Film Review: The Public

Writer, director and star Emilio Estevez’s latest outing is a nobly-intentioned character piece that overstretches a little but just works, mostly due to a fine supporting full of his besties.

Now into his late 50s and looking and sounding more and more like his dad Martin Sheen, Esteves doesn’t act much these days and prefers to direct, although his movies are few and far between (Bobby in 2006, The Way in 2010) and tend to feature somewhat strained political and sentimental edges.

Here he’s Stuart Goodson, a librarian with a past working at the Cincinnati Public Library as a host of characters swirl in and out, including eco-conscious junior Myra (Jena Malone), head of security Ernesto Ramirez (Jacob Vargas) and head librarian Mr. Anderson (Jeffrey Wright doing his repressed routine). Stuart has lots of dialogue demonstrating what a sweet dude he is, all written by Estevez himself, of course, and he’s also friendly with the many homeless people who come into the library every day to escape the freezing winter (even if when we actually see outside it never looks all that cold).
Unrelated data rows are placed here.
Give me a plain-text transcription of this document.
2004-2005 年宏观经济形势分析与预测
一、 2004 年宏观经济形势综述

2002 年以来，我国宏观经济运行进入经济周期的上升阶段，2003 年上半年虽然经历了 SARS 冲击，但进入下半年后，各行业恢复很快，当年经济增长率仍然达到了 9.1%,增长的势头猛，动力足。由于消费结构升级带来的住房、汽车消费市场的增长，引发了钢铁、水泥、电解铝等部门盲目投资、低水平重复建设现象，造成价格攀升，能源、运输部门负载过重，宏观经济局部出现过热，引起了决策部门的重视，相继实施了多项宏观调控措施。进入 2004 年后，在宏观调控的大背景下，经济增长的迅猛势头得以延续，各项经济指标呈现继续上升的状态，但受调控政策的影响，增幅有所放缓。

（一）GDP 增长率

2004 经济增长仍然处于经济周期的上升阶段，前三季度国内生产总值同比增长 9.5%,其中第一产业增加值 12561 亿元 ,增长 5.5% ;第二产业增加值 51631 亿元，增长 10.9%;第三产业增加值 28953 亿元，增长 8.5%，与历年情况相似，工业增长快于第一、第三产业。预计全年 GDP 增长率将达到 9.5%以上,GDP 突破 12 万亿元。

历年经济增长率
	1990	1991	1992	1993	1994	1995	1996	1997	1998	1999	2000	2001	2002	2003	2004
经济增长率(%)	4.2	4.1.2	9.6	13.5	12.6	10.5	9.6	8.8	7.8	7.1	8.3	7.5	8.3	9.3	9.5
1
Goodson is in trouble with the city and being targeted by Josh Davis (Christian Slater, a pal of Estevez’s from the 80s), the show-off district attorney, and he also sparks the interest of his neighbour Angela (Taylor Schilling from Orange Is The New Black), and they’re soon in bed together. She’s also more than 20 years younger than him but, well, this is a movie.

When the weather turns really bad and all the downtown shelters are full, a bunch of homeless guys (and they are all men, rather oddly) decide to non-violently demonstrate and occupy the library for the night, and Goodson goes along with their decision because he truly fears for kind-hearted Jackson (Michael Kenneth Williams), troubled ‘Big George’ (Che ‘Rhymefest’ Smith) and the others. However, the city doesn’t see it that way, and soon smarmy Josh is making it all sound like a hostage situation and a worried detective (a restrained Alec Baldwin as Bill Ramstead) is on hand to try and stop everything taking a scary turn.

There’s no doubt that Estevez is aiming high here and there’s a fair quotient of heavy-handedness and even a pontificating aspect at times, and yet it’s hard not to admire his sympathy for the homeless, love of books (there are quotes from The Grapes Of Wrath) and belief that libraries still, despite all that bloody technology, perform a vital function within any community. We’ll forgive him for depicting himself as such a damn sensitive sort and those self-congratulatory touches, not least of which is, again, that surname: Goodson. Have you got it yet?